Tuesday, November 9, 2010

Deadly Waters

A volunteer searcher scans the shoreline for the remains of a drowning victim.
When I started this little blog I never thought I would use this media as a forum for a public service announcement. However it dawned on me that the primary reason folks visit Peggy’s Cove, Nova Scotia, is to marvel at its rugged beauty and take photographs – millions upon millions of photographs. I too have taken my fair share of images of this tourist icon.

I am also a search and rescue volunteer who has been called to this same location in that capacity, most recently just two days ago. Yes, the beauty of Peggy’s Cove can also bring tragedy. I won’t go into any details, but let’s just say it is not much fun when the outcome is inevitable. The Atlantic Ocean is that unforgiving and does not have a conscience.

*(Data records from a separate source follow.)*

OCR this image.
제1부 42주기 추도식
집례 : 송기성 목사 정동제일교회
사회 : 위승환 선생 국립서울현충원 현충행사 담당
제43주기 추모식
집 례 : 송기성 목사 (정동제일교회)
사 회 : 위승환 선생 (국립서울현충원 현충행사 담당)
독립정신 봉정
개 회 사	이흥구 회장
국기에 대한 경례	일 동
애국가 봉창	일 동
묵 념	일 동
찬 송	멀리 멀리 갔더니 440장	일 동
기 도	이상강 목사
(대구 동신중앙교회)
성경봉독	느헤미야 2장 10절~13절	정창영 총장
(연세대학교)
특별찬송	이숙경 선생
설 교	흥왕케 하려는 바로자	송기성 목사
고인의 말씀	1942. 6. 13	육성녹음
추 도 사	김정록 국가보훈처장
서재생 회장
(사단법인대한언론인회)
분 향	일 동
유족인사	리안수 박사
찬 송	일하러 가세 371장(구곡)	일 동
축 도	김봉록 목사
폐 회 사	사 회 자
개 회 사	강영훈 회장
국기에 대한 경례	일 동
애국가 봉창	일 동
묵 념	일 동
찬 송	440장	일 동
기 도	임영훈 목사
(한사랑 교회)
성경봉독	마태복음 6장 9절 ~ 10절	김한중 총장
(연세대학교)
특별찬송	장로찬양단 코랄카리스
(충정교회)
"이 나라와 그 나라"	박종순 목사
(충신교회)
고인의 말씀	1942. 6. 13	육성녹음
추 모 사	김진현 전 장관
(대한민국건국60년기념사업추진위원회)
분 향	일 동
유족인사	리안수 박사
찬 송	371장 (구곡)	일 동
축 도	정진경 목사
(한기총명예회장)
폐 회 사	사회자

Based on my 15 years experience of sailing on King Neptune’s briny ocean from above the Arctic Circle to below the equator in waves as high as 83 feet, I fully understand the power of a single wave. It can break arms, legs, backs, and worse still, claim a life.

If I am sounding as an alarmist – good. I will not apologize.

I am begging any photographer who goes to Peggy’s Cove to use common sense. Please. Heed the signs and if that rock is black or wet, it means a wave has already been there – another is inevitable.

The warning signs are not placed to enhance beauty. Unfortunately they are not heeded.

And yes, that one single wave can sweep you off your feet, and I will receive another phone call in my volunteer capacity. None of us want that, especially your family.

So please, if you happen to be along the shoreline of not just Peggy’s Cove, but the entire Atlantic Canada coastline, please think of your future and not your picture.